By early 1920’s it starts to become evident that crosses inside Xiphophorus genus were quite undemanding. Green Swordtails can readily produce hybrids with closely related species if they both are placed together in the same environment.
What was new by the time that hobbyists get in contact with the first hybrids was the impressive number of combinations that could originate fertile offspring as well as progeny from both sexes.
These occurrences are so usual that is even advisable to keep these species apart and never let them cohabit in the “ small “ space of a domestic tank.
Cross births include generally both parental species perceptible contributions and intermediate bodily appearance is typical.
By the above-mentioned facts, these F1 hybrids and their descendants do allow that some sort of distinctions from one, or from both parental species, can be genetically fixed with no trouble. In some special situations, a number of characteristics from one of the two progenitors arise more strongly than never at these hybrid descendants.
That is the case of melanoma, one of the most deadly health disorders, commonly known as the skin cancer.
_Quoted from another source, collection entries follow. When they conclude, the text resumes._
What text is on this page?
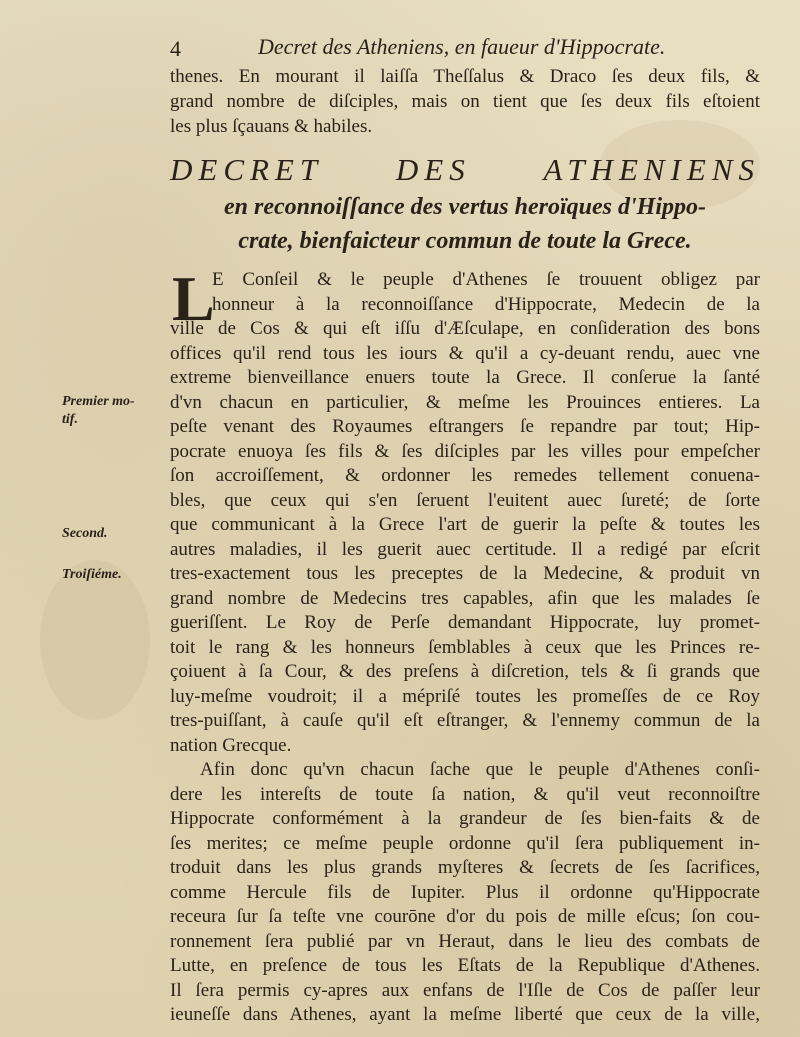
4	Decret des Atheniens, en faueur d'Hippocrate.
thenes. En mourant il laiſſa Theſſalus & Draco ſes deux fils, &
grand nombre de diſciples, mais on tient que ſes deux fils eſtoient
les plus ſçauans & habiles.
DECRET DES ATHENIENS
en reconnoiſſance des vertus heroïques d'Hippo-
crate, bienfaicteur commun de toute la Grece.
L
E Conſeil & le peuple d'Athenes ſe trouuent obligez par
honneur à la reconnoiſſance d'Hippocrate, Medecin de la
ville de Cos & qui eſt iſſu d'Æſculape, en conſideration des bons
offices qu'il rend tous les iours & qu'il a cy-deuant rendu, auec vne
extreme bienveillance enuers toute la Grece. Il conſerue la ſanté
d'vn chacun en particulier, & meſme les Prouinces entieres. La
peſte venant des Royaumes eſtrangers ſe repandre par tout; Hip-
pocrate enuoya ſes fils & ſes diſciples par les villes pour empeſcher
ſon accroiſſement, & ordonner les remedes tellement conuena-
bles, que ceux qui s'en ſeruent l'euitent auec ſureté; de ſorte
que communicant à la Grece l'art de guerir la peſte & toutes les
autres maladies, il les guerit auec certitude. Il a redigé par eſcrit
tres-exactement tous les preceptes de la Medecine, & produit vn
grand nombre de Medecins tres capables, afin que les malades ſe
gueriſſent. Le Roy de Perſe demandant Hippocrate, luy promet-
toit le rang & les honneurs ſemblables à ceux que les Princes re-
çoiuent à ſa Cour, & des preſens à diſcretion, tels & ſi grands que
luy-meſme voudroit; il a mépriſé toutes les promeſſes de ce Roy
tres-puiſſant, à cauſe qu'il eſt eſtranger, & l'ennemy commun de la
nation Grecque.
Afin donc qu'vn chacun ſache que le peuple d'Athenes conſi-
dere les intereſts de toute ſa nation, & qu'il veut reconnoiſtre
Hippocrate conformément à la grandeur de ſes bien-faits & de
ſes merites; ce meſme peuple ordonne qu'il ſera publiquement in-
troduit dans les plus grands myſteres & ſecrets de ſes ſacrifices,
comme Hercule fils de Iupiter. Plus il ordonne qu'Hippocrate
receura ſur ſa teſte vne courōne d'or du pois de mille eſcus; ſon cou-
ronnement ſera publié par vn Heraut, dans le lieu des combats de
Lutte, en preſence de tous les Eſtats de la Republique d'Athenes.
Il ſera permis cy-apres aux enfans de l'Iſle de Cos de paſſer leur
ieuneſſe dans Athenes, ayant la meſme liberté que ceux de la ville,
Premier mo-
tif.
Second.
Troiſiéme.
So evident was this happenstance that starts do earn particularly scientist’s attention in USA and Germany since little after of first crosses.
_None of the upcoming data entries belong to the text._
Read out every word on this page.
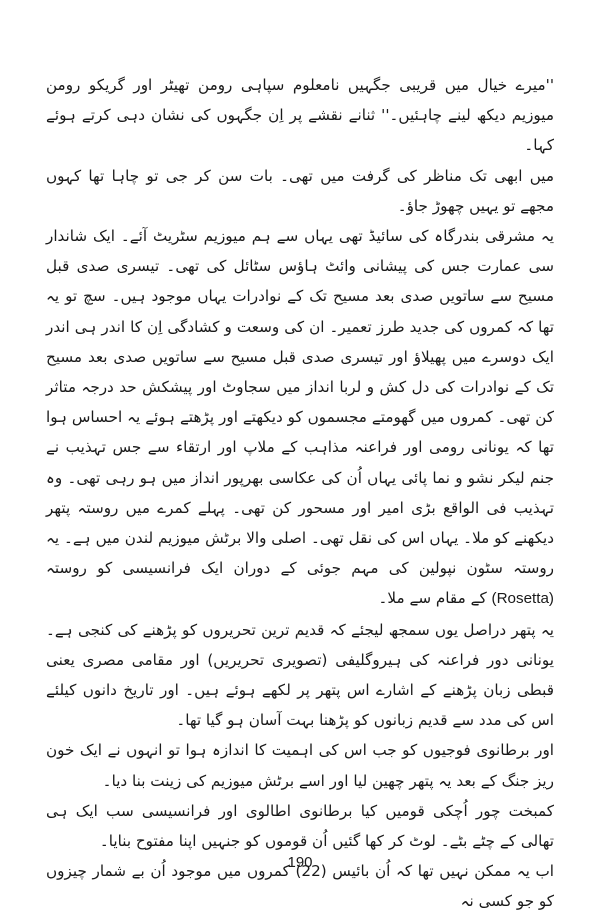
''میرے خیال میں قریبی جگہیں نامعلوم سپاہی رومن تھیٹر اور گریکو رومن میوزیم دیکھ لینے چاہئیں۔'' ثنانے نقشے پر اِن جگہوں کی نشان دہی کرتے ہوئے کہا۔

میں ابھی تک مناظر کی گرفت میں تھی۔ بات سن کر جی تو چاہا تھا کہوں مجھے تو یہیں چھوڑ جاؤ۔

یہ مشرقی بندرگاہ کی سائیڈ تھی یہاں سے ہم میوزیم سٹریٹ آئے۔ ایک شاندار سی عمارت جس کی پیشانی وائٹ ہاؤس سٹائل کی تھی۔ تیسری صدی قبل مسیح سے ساتویں صدی بعد مسیح تک کے نوادرات یہاں موجود ہیں۔ سچ تو یہ تھا کہ کمروں کی جدید طرز تعمیر۔ ان کی وسعت و کشادگی اِن کا اندر ہی اندر ایک دوسرے میں پھیلاؤ اور تیسری صدی قبل مسیح سے ساتویں صدی بعد مسیح تک کے نوادرات کی دل کش و لربا انداز میں سجاوٹ اور پیشکش حد درجہ متاثر کن تھی۔ کمروں میں گھومتے مجسموں کو دیکھتے اور پڑھتے ہوئے یہ احساس ہوا تھا کہ یونانی رومی اور فراعنہ مذاہب کے ملاپ اور ارتقاء سے جس تہذیب نے جنم لیکر نشو و نما پائی یہاں اُن کی عکاسی بھرپور انداز میں ہو رہی تھی۔ وہ تہذیب فی الواقع بڑی امیر اور مسحور کن تھی۔ پہلے کمرے میں روستہ پتھر دیکھنے کو ملا۔ یہاں اس کی نقل تھی۔ اصلی والا برٹش میوزیم لندن میں ہے۔ یہ روستہ سٹون نپولین کی مہم جوئی کے دوران ایک فرانسیسی کو روستہ (Rosetta) کے مقام سے ملا۔

یہ پتھر دراصل یوں سمجھ لیجئے کہ قدیم ترین تحریروں کو پڑھنے کی کنجی ہے۔ یونانی دور فراعنہ کی ہیروگلیفی (تصویری تحریریں) اور مقامی مصری یعنی قبطی زبان پڑھنے کے اشارے اس پتھر پر لکھے ہوئے ہیں۔ اور تاریخ دانوں کیلئے اس کی مدد سے قدیم زبانوں کو پڑھنا بہت آسان ہو گیا تھا۔

اور برطانوی فوجیوں کو جب اس کی اہمیت کا اندازہ ہوا تو انہوں نے ایک خون ریز جنگ کے بعد یہ پتھر چھین لیا اور اسے برٹش میوزیم کی زینت بنا دیا۔

کمبخت چور اُچکی قومیں کیا برطانوی اطالوی اور فرانسیسی سب ایک ہی تھالی کے چٹے بٹے۔ لوٹ کر کھا گئیں اُن قوموں کو جنہیں اپنا مفتوح بنایا۔

اب یہ ممکن نہیں تھا کہ اُن بائیس (22) کمروں میں موجود اُن بے شمار چیزوں کو جو کسی نہ

190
These fish melanoma is some how related to melanic marks very common in certain strains and among some hybrids in particular.
As we could expect, such prevalence of the disease on these extraordinary small lab partners, soon develop into a quite obvious talented work filed for scientists at cancer investigation.
Since than, some models have become popular, and these species in particular turn out to be extremely useful instruments on the study of melanoma mechanisms and progression.
An incredible coincidence is that, remarkably, fish pigmented cells vulnerable to the disease are morphologically, physiologically and in biochemical terms, quite similar to human cells.
Investigation methodology used with Xiphophorus also include radiations, providing scientists a perspective about how this kind of cancer evolutes as well as it incidence.
Right the way through subsequent genealogy of laboratory manipulated fishes; investigations can expose a great deal of melanoma progress from generation to generation by means of genetic anticipation.
Next time you pay attention to your aquarium inhabitant’s of this genus, please don’t forget their relative’s important role at cancer hereditarily studies.
In the article “ Xiphophorus Interspecies Hybrids as Genetic Models of Induced Neoplasia “, ( Ronald B. Walter & Steven Kazianis, 2001 ), we can learn about this issue and get a few clues concerning this kind of work.
Another suggestion is “ Animal model for ultraviolet radiation-induced melanoma : Platyfish-Swordtail hybrid “ ( Richard B. Setlow, Avril D. Woodhead & Eleanor Grist, 1989 ).
VI - Threats, protection and present status
The specie conservation status is not an issue for concerning at the moment and it is not in the I.U.C.N. Red List.
For further knowledge or information about this please check Livebearer Cyprinodontiformes in the IUCN Red List of Threatened Species.